Perchè quella dei bitcoin e delle criptovalute possa diventare una vera rivoluzione manca un elemento fondamentale

Giudizio Universale - Michelangelo

I bitcoin stanno battendo ogni giorno nuovi record.
Ormai un bitcoin vale come un piccolo appartamento in città. Perchè quella dei bitcoin e delle criptovalute possa diventare una vera rivoluzione manca un elemento fondamentale. Finora le criptovalute sono figlie di una cultura mercantilista, mentre quello che occorre è inserire un elemento di cultura umanista, tipica dell’Italia. Per capire la differenza prendiamo a riferimento la finanza tradizionale. 

Le quote di un’azienda nel mondo anglosassone vengono denominate “shares”, che significa “divisione”. Tu entri in un’azienda perchè vuoi una parte del tesoro. Questo è un approccio mercantilista. Ma non è la nostra cultura.
In italiano la “share” si chiama “azione”. Non si entra nell’azienda con l’obiettivo di prendere una parte del tesoro ma si entra per fare azione. Tante più azioni hai tanta più azione puoi fare. 


È questo che manca nel mondo delle criptovalute. Anche perchè si tratta di un mondo che in realtà ha in sé una filosofia straordinariamente politica. Il fondamento è che distribuire la ricchezza e il potere a livello di singole persone crea un universo di ricchezza e di tutela molto superiore rispetto a quello di concentrare ricchezza e controllo nelle mani di pochi. 

Manca a quel mondo il concetto di “azione”. Il mondo cripto italiano perderà se si manterrà una sottonicchia del mondo mercantile di stampo anglosassone che è altra cultura rispetto alla nostra.
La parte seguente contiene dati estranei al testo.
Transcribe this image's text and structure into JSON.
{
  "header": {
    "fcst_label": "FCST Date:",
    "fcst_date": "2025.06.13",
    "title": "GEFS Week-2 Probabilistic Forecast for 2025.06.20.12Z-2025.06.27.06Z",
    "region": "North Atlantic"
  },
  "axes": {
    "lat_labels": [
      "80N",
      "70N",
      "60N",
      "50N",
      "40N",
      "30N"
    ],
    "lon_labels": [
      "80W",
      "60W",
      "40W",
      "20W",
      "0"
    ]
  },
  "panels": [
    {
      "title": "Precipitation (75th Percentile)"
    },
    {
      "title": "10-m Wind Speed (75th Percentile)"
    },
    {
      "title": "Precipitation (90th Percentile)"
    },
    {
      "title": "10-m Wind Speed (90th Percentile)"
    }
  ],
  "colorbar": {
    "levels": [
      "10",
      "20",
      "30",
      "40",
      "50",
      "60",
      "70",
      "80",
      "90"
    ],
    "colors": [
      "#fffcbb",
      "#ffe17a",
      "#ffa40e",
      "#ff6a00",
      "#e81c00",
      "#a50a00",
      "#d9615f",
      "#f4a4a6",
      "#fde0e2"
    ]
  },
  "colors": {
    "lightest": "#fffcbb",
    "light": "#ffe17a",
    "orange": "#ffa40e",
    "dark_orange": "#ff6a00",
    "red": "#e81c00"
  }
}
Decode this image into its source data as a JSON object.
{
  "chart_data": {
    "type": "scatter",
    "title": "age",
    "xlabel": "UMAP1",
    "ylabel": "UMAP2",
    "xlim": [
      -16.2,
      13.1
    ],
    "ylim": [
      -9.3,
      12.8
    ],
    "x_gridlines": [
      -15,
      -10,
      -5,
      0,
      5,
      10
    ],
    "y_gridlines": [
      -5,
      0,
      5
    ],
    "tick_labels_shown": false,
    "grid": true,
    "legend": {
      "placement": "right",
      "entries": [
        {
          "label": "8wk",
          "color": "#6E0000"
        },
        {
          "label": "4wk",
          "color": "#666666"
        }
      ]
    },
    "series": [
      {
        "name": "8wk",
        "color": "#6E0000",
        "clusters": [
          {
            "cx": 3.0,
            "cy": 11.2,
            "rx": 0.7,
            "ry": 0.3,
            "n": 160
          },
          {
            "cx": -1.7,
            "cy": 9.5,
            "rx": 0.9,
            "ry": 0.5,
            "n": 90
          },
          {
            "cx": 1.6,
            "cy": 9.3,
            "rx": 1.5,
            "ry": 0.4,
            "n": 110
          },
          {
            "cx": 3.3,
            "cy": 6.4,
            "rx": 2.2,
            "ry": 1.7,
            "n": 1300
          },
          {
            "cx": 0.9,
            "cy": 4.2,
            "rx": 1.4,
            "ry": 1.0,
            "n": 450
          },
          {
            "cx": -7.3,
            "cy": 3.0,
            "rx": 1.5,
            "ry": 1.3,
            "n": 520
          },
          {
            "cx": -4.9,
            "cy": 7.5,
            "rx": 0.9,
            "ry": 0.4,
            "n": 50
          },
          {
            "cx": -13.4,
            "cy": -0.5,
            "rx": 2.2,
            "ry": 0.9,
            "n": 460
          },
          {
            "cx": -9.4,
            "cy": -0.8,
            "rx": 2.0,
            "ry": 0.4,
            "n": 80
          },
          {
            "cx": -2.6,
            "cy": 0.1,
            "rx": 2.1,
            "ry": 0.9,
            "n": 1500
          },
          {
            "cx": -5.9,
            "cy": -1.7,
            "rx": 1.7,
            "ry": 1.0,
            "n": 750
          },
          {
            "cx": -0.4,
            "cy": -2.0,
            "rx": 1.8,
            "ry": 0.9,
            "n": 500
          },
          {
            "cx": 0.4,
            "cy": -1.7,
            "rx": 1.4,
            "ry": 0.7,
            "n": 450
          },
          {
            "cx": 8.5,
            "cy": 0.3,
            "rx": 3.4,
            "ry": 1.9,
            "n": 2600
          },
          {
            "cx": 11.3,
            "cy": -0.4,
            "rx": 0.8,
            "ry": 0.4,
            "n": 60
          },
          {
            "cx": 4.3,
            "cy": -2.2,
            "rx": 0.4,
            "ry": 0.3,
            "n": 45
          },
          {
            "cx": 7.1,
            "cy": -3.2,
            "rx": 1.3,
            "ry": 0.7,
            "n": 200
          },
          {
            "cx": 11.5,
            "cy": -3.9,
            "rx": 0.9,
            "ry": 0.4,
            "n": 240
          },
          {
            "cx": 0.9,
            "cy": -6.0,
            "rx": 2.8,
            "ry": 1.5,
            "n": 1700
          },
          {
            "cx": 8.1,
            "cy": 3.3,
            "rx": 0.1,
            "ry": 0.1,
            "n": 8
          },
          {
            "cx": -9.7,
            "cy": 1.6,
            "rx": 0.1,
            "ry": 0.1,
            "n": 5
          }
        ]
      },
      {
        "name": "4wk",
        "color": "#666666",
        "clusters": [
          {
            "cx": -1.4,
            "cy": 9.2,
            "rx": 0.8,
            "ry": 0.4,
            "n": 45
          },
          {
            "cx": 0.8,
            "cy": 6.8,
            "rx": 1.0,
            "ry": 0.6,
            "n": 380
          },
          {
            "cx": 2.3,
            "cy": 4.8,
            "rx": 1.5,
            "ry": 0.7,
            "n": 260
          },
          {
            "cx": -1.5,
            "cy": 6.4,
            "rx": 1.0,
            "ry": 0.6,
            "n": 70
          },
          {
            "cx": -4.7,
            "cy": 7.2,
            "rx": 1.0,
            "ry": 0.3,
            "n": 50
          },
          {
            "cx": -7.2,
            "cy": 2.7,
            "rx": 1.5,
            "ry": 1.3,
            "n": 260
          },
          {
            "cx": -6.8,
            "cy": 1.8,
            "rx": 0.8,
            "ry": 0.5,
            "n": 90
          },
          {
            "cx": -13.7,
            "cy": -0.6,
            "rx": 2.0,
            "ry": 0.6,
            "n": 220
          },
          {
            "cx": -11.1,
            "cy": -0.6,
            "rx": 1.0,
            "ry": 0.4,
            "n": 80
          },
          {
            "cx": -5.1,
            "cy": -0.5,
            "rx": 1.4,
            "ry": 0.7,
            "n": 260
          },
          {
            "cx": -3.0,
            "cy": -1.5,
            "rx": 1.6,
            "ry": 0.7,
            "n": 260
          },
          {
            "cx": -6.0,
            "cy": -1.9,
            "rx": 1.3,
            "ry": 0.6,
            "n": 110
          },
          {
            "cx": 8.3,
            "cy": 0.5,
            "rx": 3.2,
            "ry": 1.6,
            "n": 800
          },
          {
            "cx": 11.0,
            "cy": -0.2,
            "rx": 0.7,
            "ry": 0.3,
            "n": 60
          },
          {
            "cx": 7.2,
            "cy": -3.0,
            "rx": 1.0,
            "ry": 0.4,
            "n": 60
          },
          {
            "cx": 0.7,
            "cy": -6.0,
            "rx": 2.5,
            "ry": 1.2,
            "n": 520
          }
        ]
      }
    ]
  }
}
Invece riuscirà a essere protagonista se ci saranno alcuni super ricchi che, come i nostri grandi ricchi che hanno fatto la grande Italia del Rinascimento, cercheranno di creare o di finanziare un nuovo modello di cultura e di politica per introdurre nella società le stesse caratteristiche filosofiche di libertà, di autonomia e della condivisione del potere che hanno determinato il successo delle criptovalute. 

Se accadrà questo, l’Italia sarà l’avanguardia di un nuovo pensiero politico con in mano anche le risorse necessarie per fare questa trasformazione.